The ANTHEM® Fracture System is indicated for fixation of fractures, arthrodesis and reconstruction of bones for the appropriate size of the device to be used in adult patients, including the clavicle, scapula, humerus, radius, ulna, small bones (metacarpals, metatarsals, phalanges), wrist, pelvis, fibula, ankle, and foot. The clavicle hook plate may be used for dislocations of the acromioclavicular joint. Distal femur plates are indicated for diaphyseal, metaphyseal, epiphyseal, supracondylar, intra-articular, condylar, periprosthetic, and comminuted fractures, and for non-unions, Mini fragment plates are also indicated for fixation of fractures of the acetabulum, patella, and bone fragments, replantations and nonunion, and for non-load bearing stabilization and reduction of long bone fragments. Metaphyseal plates are indicated for non-load bearing stabilization of long bone fragments, and for fixation of bones including the radius and ulna.

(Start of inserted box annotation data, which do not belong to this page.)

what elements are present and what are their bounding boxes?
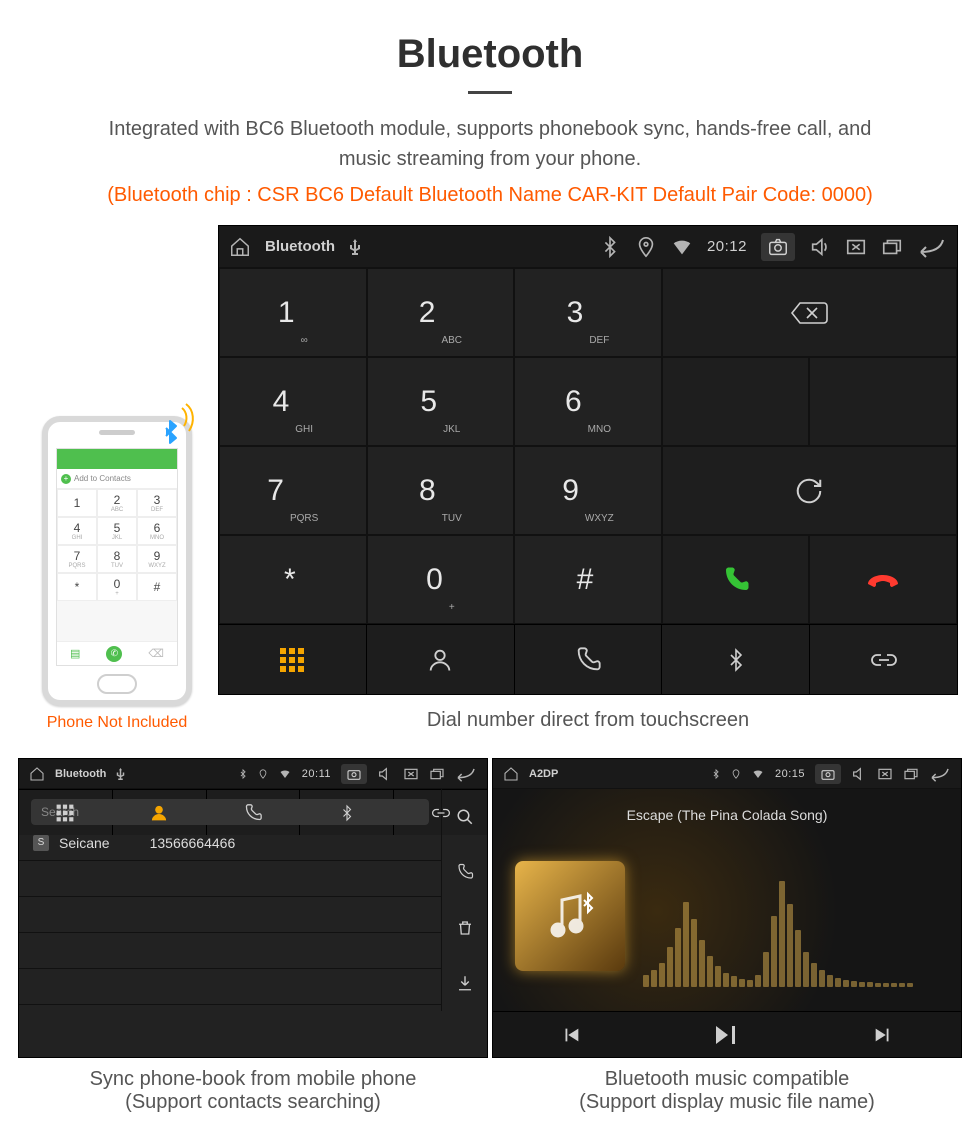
music-panel: A2DP 20:15 Escape (The Pina Colada Song) — [492, 758, 962, 1058]
back-icon[interactable] — [929, 766, 951, 782]
title-underline — [468, 91, 512, 94]
statusbar: Bluetooth 20:12 — [219, 226, 957, 268]
dial-key-4[interactable]: 4GHI — [219, 357, 367, 446]
usb-icon — [116, 768, 125, 780]
recent-apps-icon[interactable] — [429, 766, 445, 782]
bluetooth-status-icon — [238, 767, 248, 781]
app-title: A2DP — [529, 768, 558, 780]
bluetooth-specs: (Bluetooth chip : CSR BC6 Default Blueto… — [0, 184, 980, 207]
dialer-panel: Bluetooth 20:12 1∞2ABC3DEF — [218, 225, 958, 695]
dial-key-0[interactable]: 0+ — [367, 535, 515, 624]
phone-not-included-label: Phone Not Included — [22, 714, 212, 732]
page-title: Bluetooth — [0, 32, 980, 77]
home-icon[interactable] — [29, 766, 45, 782]
contact-badge: S — [33, 835, 49, 851]
wifi-icon — [278, 768, 292, 780]
dial-key-8[interactable]: 8TUV — [367, 446, 515, 535]
location-icon — [731, 767, 741, 781]
backspace-key[interactable] — [662, 268, 957, 357]
side-call-icon[interactable] — [442, 845, 487, 901]
side-download-icon[interactable] — [442, 956, 487, 1012]
prev-track-button[interactable] — [493, 1012, 649, 1057]
clock: 20:12 — [707, 238, 747, 255]
screenshot-icon[interactable] — [815, 764, 841, 784]
recent-apps-icon[interactable] — [881, 236, 903, 258]
dial-key-7[interactable]: 7PQRS — [219, 446, 367, 535]
volume-icon[interactable] — [377, 766, 393, 782]
nav-recent[interactable] — [514, 625, 662, 694]
phonebook-caption: Sync phone-book from mobile phone(Suppor… — [18, 1068, 488, 1114]
screenshot-icon[interactable] — [341, 764, 367, 784]
phone-add-contacts: +Add to Contacts — [57, 469, 177, 489]
contact-number: 13566664466 — [150, 835, 236, 851]
dial-key-3[interactable]: 3DEF — [514, 268, 662, 357]
dial-key-#[interactable]: # — [514, 535, 662, 624]
wifi-icon — [671, 236, 693, 258]
home-icon[interactable] — [503, 766, 519, 782]
dial-key-2[interactable]: 2ABC — [367, 268, 515, 357]
wifi-icon — [751, 768, 765, 780]
phone-dial-icon: ✆ — [106, 646, 122, 662]
call-key[interactable] — [662, 535, 810, 624]
volume-icon[interactable] — [809, 236, 831, 258]
music-caption: Bluetooth music compatible(Support displ… — [492, 1068, 962, 1114]
dial-key-*[interactable]: * — [219, 535, 367, 624]
recent-apps-icon[interactable] — [903, 766, 919, 782]
song-title: Escape (The Pina Colada Song) — [511, 807, 943, 823]
redial-key[interactable] — [662, 446, 957, 535]
nav-contacts[interactable] — [366, 625, 514, 694]
bottom-nav — [219, 624, 957, 694]
visualizer — [643, 869, 939, 987]
album-art — [515, 861, 625, 971]
dial-key-6[interactable]: 6MNO — [514, 357, 662, 446]
home-icon[interactable] — [229, 236, 251, 258]
location-icon — [635, 236, 657, 258]
search-input[interactable]: Search — [31, 799, 429, 825]
hangup-key[interactable] — [809, 535, 957, 624]
screenshot-icon[interactable] — [761, 233, 795, 261]
contact-row[interactable]: S Seicane 13566664466 — [19, 825, 441, 861]
app-title: Bluetooth — [55, 768, 106, 780]
nav-pair[interactable] — [809, 625, 957, 694]
contact-name: Seicane — [59, 835, 110, 851]
bluetooth-status-icon — [599, 236, 621, 258]
phonebook-panel: Bluetooth 20:11 Search — [18, 758, 488, 1058]
play-pause-button[interactable] — [649, 1012, 805, 1057]
smartphone-mockup: +Add to Contacts 12ABC3DEF 4GHI5JKL6MNO … — [42, 416, 192, 706]
music-controls — [493, 1011, 961, 1057]
next-track-button[interactable] — [805, 1012, 961, 1057]
app-title: Bluetooth — [265, 238, 335, 255]
dial-key-1[interactable]: 1∞ — [219, 268, 367, 357]
empty-key — [662, 357, 810, 446]
volume-icon[interactable] — [851, 766, 867, 782]
dial-key-5[interactable]: 5JKL — [367, 357, 515, 446]
side-delete-icon[interactable] — [442, 900, 487, 956]
page-subtitle: Integrated with BC6 Bluetooth module, su… — [80, 114, 900, 174]
close-app-icon[interactable] — [877, 766, 893, 782]
back-icon[interactable] — [455, 766, 477, 782]
usb-icon — [349, 239, 361, 255]
nav-bluetooth[interactable] — [661, 625, 809, 694]
bluetooth-signal-icon — [156, 402, 200, 451]
dialer-caption: Dial number direct from touchscreen — [218, 709, 958, 732]
bluetooth-status-icon — [711, 767, 721, 781]
nav-dialpad[interactable] — [219, 625, 366, 694]
empty-key — [809, 357, 957, 446]
clock: 20:11 — [302, 768, 331, 780]
close-app-icon[interactable] — [403, 766, 419, 782]
dial-key-9[interactable]: 9WXYZ — [514, 446, 662, 535]
back-icon[interactable] — [917, 236, 947, 258]
phone-keypad: 12ABC3DEF 4GHI5JKL6MNO 7PQRS8TUV9WXYZ *0… — [57, 489, 177, 601]
clock: 20:15 — [775, 768, 805, 780]
location-icon — [258, 767, 268, 781]
close-app-icon[interactable] — [845, 236, 867, 258]
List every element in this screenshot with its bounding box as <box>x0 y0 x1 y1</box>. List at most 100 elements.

In addition to adult patients, small fragment, proximal tibia, clavicle, metaphyseal, and distal fibula plates are indicated for use in infant, child, and adolescent pediatric subgroups and small stature plates are indicated for use in the diaphyseal areas of long bones in adolescent pediatric patients. Distal radius. distal tibia, metaphyseal, and mini fragment plates are indicated for use in adolescents (12-21 years of age). Plating can be used in patients with osteopenic bone.

The ANTHEM® Fracture System is a family of plates, screws, and washers designed to be used for internal bone fixation. The ANTHEM® Distal Femur implants are designed for fractures of the distal femur, and are available in various sizes and configurations to accommodate patient anatomy. The ANTHEM® implants are manufactured from titanium, titanium alloy, cobalt chromium molybdenum alloy, or stainless steel, as specified in ASTM F136, F1295, F1472, F1537, F2229, F138 and F139.

This is a 510(k) premarket notification for a medical device called the ANTHEM® Fracture System, not an AI/ML device. Therefore, the requested information regarding acceptance criteria, study data, sample sizes, expert qualifications, adjudication methods, MRMC studies, standalone performance, and ground truth establishment is not applicable.

The 510(k) submission focuses on demonstrating substantial equivalence to a legally marketed predicate device rather than proving performance based on clinical outcomes or AI model metrics. The performance data provided are limited to engineering analysis and material testing, which are standard for orthopedic hardware submissions.